In recent years, robotics has witnessed a transformative shift with the emergence of soft continuum robots. These robotic systems, inspired by similar systems in the natural world, have captured the imagination of researchers, engineers, and industry leaders alike. Unlike their traditional robotic counterparts based on rigid elements, soft continuum robots exhibit a remarkable flexibility, adaptability, and even biocompatibility that open a plethora of possibilities for applications across diverse domains.

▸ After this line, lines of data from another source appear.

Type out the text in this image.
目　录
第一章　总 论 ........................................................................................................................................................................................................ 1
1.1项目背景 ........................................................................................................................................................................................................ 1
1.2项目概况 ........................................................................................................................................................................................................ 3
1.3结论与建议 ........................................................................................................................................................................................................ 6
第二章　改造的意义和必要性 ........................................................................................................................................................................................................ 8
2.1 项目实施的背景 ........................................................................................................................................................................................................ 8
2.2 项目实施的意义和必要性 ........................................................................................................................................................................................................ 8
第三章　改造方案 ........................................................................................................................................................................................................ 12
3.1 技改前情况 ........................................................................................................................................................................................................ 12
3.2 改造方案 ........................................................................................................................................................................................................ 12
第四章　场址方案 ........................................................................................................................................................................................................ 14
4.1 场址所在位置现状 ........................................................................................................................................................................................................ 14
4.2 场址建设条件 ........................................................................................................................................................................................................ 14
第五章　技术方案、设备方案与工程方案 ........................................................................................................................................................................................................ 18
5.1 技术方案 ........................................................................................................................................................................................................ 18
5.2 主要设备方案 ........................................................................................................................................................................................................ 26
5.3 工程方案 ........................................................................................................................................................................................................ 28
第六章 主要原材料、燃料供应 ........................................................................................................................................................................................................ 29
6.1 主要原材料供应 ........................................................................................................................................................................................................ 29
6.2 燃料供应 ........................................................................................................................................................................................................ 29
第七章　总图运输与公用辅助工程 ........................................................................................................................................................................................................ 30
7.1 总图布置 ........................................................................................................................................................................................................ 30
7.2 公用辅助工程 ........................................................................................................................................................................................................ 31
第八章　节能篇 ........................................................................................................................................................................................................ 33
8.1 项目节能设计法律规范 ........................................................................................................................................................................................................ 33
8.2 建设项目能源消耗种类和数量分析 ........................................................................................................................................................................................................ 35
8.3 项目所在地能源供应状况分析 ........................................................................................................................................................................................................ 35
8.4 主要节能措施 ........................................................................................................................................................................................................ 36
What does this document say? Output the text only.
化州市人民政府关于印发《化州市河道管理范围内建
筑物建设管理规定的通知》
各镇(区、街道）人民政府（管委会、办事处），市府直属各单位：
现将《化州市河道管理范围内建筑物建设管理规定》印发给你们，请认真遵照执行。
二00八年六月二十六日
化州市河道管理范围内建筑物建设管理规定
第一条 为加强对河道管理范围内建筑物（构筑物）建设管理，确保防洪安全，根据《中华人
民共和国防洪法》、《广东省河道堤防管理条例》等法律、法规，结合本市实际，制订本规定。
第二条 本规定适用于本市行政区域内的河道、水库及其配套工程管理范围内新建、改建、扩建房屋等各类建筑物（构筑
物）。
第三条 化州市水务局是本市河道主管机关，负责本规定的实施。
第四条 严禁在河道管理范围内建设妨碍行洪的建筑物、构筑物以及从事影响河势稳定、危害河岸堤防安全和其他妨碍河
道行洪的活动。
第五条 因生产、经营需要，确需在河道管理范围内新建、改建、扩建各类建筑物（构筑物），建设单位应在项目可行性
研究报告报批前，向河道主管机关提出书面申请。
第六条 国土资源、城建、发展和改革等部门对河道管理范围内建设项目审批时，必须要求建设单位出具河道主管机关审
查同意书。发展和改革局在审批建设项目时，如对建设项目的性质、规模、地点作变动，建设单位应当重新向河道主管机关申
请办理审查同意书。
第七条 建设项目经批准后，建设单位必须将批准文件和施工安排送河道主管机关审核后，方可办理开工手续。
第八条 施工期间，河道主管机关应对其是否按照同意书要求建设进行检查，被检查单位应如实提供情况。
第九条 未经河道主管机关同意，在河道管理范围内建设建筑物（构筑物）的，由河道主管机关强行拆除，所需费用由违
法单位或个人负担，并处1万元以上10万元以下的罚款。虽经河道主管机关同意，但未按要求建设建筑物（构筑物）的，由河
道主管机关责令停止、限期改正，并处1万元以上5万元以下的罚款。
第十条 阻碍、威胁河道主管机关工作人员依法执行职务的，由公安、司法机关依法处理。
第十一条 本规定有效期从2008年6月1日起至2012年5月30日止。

The motivation behind the creation of soft continuum robots is deeply rooted in mimicking the biomechanical capabilities of organisms like elephant trunks, octopuses, and even the human body itself. These robots are constructed from compliant materials and are designed to negotiate complex and unstructured environments with ease. In case of manipulation their ability to manipulate objects delicately, access confined spaces, and conform to the contours of their surroundings has positioned them as innovative solutions in fields such as healthcare, manufacturing, exploration, and beyond. However, for all the promise and potential that such manipulators hold, there exist significant challenges and bottlenecks on the path to realizing their full capabilities. The intricacies of incorporating sensing, having robust techniques for modelling and control, and deployment in real environments pose strong challenges.

In this workshop we aim to gather researchers from different disciplines (like engineering, material science, computer science, and robotics) and industry professionals to highlight the interesting characteristics of the current approaches, discuss their pros and cons, delineate the main issues to be solved and provide insights on the next steps to be accomplished by the research community.